This fall’s new ban on freshman rush has proven difficult to adjust to among fraternities, according to Greek leaders.

Greek organizations have had to adjust their rush plans in light of a policy announced last March that prohibits freshmen from joining fraternities and sororities during first semester. While some fraternities — the only Greek organizations that typically hold fall rush — are considering cancelling their rush periods altogether, most are planning to induct a smaller rush group of sophomores and juniors to keep membership at a sustainable level.

Fraternity leaders said the specifics of the new policy are still unclear, and that they are waiting to see how the regulation will be implemented during its initial year before making final decisions about how to hold rush.

“It’s not clear, I think everybody’s playing it by ear a little bit and everybody’s making certain assumptions and we’ll see whether or not they prove to be valid,” said Daniel Tay ’14, president of the Alpha Epsilon Pi fraternity.

According to the Undergraduate Regulations, all fraternities and sororities holding rush events must submit a “rush plan” to the Yale College Dean’s Office. Out of five Yale fraternities interviewed, only AEPi has submitted a rush plan.

John Meeske, associate dean of student organizations and physical resources, did not respond to requests for comment about how many Greek organizations had filed rush plans with the Dean’s Office, or whether that part of the new policy would be enforced. He said earlier that administrators have no plans to meet with Greek organizations to discuss further implementation of and adjustment to the fall rush ban. Last spring, Meeske and other administrators, including Dean of Student Affairs Marichal Gentry, met with Greek leaders on a weekly basis to develop the specifics of the fall rush ban.

Zeta Psi fraternity president Cameron Sandquist ’14, Sigma Nu fraternity president Tommy Racheford ’14 and Alpha Delta Pi fraternity president Cooper Godfrey ’14 said their fraternities have had difficulty adjusting to the new policy because they are composed almost entirely of varsity athletes, whose schedules they must accommodate.

Sandquist said his fraternity is “still trying to find out the rules” and has not yet found a solution to the fall rush ban. He suspects that Zeta will only hold one rush period in the spring and cancel it this fall.

ADPhi is in a similar situation. With roughly 70 percent of its membership coming from the varsity lacrosse team, the fraternity is almost entirely restricted from holding a spring rush, when lacrosse is in season. Godfrey said fraternity members are considering cancelling rush this year altogether, and limiting rush to sophomores in the 2013-’14 academic year.
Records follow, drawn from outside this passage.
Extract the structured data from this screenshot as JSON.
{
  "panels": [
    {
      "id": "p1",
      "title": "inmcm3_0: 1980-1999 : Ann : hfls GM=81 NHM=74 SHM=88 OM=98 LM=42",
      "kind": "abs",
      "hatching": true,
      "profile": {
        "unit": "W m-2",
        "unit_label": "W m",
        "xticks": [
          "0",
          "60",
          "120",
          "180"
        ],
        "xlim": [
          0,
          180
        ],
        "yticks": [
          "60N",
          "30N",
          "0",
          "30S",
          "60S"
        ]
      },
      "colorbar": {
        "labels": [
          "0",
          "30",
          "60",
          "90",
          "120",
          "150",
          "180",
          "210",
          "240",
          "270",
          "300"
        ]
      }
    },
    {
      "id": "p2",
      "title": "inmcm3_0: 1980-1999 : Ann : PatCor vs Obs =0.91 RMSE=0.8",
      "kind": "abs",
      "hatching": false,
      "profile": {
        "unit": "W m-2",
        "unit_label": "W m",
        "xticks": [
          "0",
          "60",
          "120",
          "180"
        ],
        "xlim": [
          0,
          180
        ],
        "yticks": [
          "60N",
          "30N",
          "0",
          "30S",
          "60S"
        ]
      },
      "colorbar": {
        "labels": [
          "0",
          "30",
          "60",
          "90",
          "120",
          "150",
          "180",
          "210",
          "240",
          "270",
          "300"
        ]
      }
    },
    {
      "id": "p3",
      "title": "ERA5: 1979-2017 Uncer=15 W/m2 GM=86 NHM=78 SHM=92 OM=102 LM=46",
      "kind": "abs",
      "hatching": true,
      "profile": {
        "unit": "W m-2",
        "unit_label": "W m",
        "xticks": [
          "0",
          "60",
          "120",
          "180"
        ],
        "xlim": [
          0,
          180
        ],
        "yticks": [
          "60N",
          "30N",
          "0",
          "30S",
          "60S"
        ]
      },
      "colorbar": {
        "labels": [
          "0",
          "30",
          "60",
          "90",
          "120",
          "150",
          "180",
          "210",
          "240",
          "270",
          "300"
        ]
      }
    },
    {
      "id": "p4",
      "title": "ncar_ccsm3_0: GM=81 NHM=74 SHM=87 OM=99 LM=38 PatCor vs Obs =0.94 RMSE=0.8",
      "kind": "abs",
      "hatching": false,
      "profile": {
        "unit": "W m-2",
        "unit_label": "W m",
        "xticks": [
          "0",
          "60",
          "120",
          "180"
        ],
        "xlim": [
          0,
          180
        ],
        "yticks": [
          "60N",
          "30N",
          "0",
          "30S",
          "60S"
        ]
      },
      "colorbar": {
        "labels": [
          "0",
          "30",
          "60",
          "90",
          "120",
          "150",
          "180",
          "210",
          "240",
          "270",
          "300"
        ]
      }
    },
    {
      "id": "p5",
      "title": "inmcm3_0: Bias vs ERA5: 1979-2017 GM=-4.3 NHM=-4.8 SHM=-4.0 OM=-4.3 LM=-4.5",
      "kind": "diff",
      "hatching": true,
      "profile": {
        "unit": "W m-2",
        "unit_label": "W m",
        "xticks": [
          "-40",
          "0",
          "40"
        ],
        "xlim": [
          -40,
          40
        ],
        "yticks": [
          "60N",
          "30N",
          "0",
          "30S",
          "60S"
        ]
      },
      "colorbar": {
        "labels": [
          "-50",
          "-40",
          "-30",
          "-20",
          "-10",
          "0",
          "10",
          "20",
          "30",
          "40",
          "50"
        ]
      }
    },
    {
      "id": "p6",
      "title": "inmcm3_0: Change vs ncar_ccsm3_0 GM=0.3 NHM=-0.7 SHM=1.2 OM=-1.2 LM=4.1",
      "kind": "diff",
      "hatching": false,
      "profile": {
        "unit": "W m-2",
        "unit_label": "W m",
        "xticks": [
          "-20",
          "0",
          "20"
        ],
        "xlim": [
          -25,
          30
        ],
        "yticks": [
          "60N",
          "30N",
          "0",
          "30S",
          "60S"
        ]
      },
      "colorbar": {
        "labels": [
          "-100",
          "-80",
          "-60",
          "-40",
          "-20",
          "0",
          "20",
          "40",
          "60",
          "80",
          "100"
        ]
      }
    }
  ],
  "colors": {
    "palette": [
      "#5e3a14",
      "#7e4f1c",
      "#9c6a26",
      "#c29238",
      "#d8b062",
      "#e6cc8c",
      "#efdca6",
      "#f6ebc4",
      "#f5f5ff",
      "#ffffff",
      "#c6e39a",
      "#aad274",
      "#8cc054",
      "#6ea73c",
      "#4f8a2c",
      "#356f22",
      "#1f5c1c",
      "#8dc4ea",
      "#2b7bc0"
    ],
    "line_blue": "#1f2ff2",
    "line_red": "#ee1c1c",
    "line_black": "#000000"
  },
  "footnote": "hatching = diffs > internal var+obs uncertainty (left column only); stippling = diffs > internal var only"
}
But he added that fraternity leaders are also considering allowing sophomores to rush this fall because of financial constraints.

“The house doesn’t run if you don’t have a certain number of people contributing to the budget,” Godfrey said. “And we want to contribute to having a presence on campus, and you do that by going out and seeking new members and meeting kids you can bond with.”

Billy Fowkes ’14, president of the Sigma Alpha Epsilon fraternity, said his fraternity is holding similar rush events as it has in past years, but making sure that freshmen do not attend.

Tay said AEPi plans to hold fall rush for only sophomores and juniors instead of cancelling it altogether. Because the chapter is relatively small, he said, adding more members to the fraternity gives it “certain energy.” He noted that AEPi’s pledge class traditionally includes several upperclassmen in addition to freshmen.

While AEPi has not had to cancel any rush events, Tay said the fraternity has added some programming to increase outreach for sophomores who may not have initially considered rushing. He said the ban on freshman rush in the fall has been difficult because first-semester freshmen are most likely to join a new extracurricular, adding that AEPi will have to adjust its recruiting strategy to appeal to students more familiar with Yale life than the average first-semester freshman.

“When you speak to freshmen in the fall, it’s about how you cultivate a life here and build in a support network and showing them how it’s a valid extracurricular activity,” he said. “The way in which that changes is going to become more apparent as the semester goes on, because they’ll have done that for themselves.”

The freshman fall rush ban came from a recommendation made by the Committee on Hazing and Initiations in spring 2011.